Nationalparkeingang, Fenceline
Direkt am Pförtnerhaus , hier den Pass zum Park lösen, gibt es einen Parkplatz. Dann über die Düne zum Wasser hin laufen. Hier siehst du eine Reihe von Pfählen im Wasser. Selten gefischter Platz mit flachem Wasser, sehr heiß dort.


Varanus Beach
Gut für kleinere Rifffische, schöner Strand.


Bloodwood Creek
Direkt vom Felsen in südliche Richtung fischen. Gut für alles.

Pilgramunna
Schönster Platz.
Vor dem Parkplatz ist ein Felsenriff. Hier probieren und dann nach Süden bis zur Sandspitze laufen, Trinkwasser mitnehmen.
An der Sandspitze in südliche Richtung die Rinne abfischen und auch das dahinter liegende Riff.


Sandy Bay
Schnorcheln und Fischen top! Sandspitze wie in Pilgramunna der beste Platz
ACHTUNG: Extreme Strömung an der Spitze, gefährlich!
Sandfläche links der Spitze Richtung Osprey im Auge behalten….Sichtfischen mit Polbrillle!

Yardy Creek
Ende der 2WD Strecke.
Dahinter beginnen die noch besseren Plätze wie z.B. Devil's Horns (der Platz darf nicht im Angelgeschäft erwähnt werden )) da Geheimtipp.
Hier komt ihr nur mit einem 4WD weiter.

Ende.


----------



## Spaltkarpfen (27. Januar 2013)

*AW: Westaustralien 2013*

Im Nachgang noch ein paar Sicherheitstipps:
Da ihr in der Cyclone Season fahrt, würde ich alle drei Tage im Internetcafe in Exmouth das Wetter checken, um zu verhindern, dass ihr mit dem Mietwagen in Exmouth festsitzt, wenn ein Cyclon über Land abregnet und der Rückweg über Canarvon nicht mehr möglich ist.
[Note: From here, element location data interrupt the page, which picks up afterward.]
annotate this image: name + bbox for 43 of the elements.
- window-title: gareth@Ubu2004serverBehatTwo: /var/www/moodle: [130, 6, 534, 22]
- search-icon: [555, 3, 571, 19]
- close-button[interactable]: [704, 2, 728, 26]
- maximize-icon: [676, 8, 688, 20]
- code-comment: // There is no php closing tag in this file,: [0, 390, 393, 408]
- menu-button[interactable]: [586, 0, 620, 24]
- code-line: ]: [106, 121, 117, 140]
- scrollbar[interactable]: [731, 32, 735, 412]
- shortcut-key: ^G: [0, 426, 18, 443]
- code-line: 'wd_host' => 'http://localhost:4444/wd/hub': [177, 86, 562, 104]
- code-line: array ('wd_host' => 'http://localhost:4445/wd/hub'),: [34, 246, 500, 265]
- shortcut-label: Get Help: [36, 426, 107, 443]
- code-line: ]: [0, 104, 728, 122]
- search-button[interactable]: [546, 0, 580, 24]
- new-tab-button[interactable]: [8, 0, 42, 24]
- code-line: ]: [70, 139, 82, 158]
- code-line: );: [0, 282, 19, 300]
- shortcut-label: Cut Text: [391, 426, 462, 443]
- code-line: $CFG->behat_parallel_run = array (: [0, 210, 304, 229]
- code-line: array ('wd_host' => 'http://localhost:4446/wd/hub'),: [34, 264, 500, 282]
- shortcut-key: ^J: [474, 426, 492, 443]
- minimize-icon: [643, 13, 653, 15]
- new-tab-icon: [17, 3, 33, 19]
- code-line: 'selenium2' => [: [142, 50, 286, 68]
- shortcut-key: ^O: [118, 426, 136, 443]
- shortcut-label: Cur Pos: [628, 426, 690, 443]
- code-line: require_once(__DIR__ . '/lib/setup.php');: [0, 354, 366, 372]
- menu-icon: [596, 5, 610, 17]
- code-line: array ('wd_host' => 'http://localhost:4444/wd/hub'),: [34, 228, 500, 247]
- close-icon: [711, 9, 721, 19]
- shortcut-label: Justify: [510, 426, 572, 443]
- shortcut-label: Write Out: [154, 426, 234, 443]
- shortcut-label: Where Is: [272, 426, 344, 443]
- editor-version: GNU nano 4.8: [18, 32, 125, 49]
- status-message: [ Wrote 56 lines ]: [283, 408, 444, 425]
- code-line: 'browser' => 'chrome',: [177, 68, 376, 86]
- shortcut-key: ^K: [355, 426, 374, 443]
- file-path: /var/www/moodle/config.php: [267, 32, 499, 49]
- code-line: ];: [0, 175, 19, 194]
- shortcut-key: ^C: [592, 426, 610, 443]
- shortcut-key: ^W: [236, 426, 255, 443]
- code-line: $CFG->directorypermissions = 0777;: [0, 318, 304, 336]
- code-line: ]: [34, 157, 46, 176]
Morgens würde ich zum Lighthouse fahren und den Wind checken (guter Rundblick).
Im Notfall ist dort auch Handyempfang, im Park leider nicht.

Nicht mit Mulis oder anderen Fischresten füttern und gleichzeitig Schwimmen, zumindest nicht in der Dämmerung.

Nicht auf Oysterstacks klettern, die können brechen.

Immer die Strömung checken. Sandy bay und Turquoise bay insbesondere, aber auch Mildura Wreck (nur was für sehr fitte Schwimmer).

Viel Spaß!!!


----------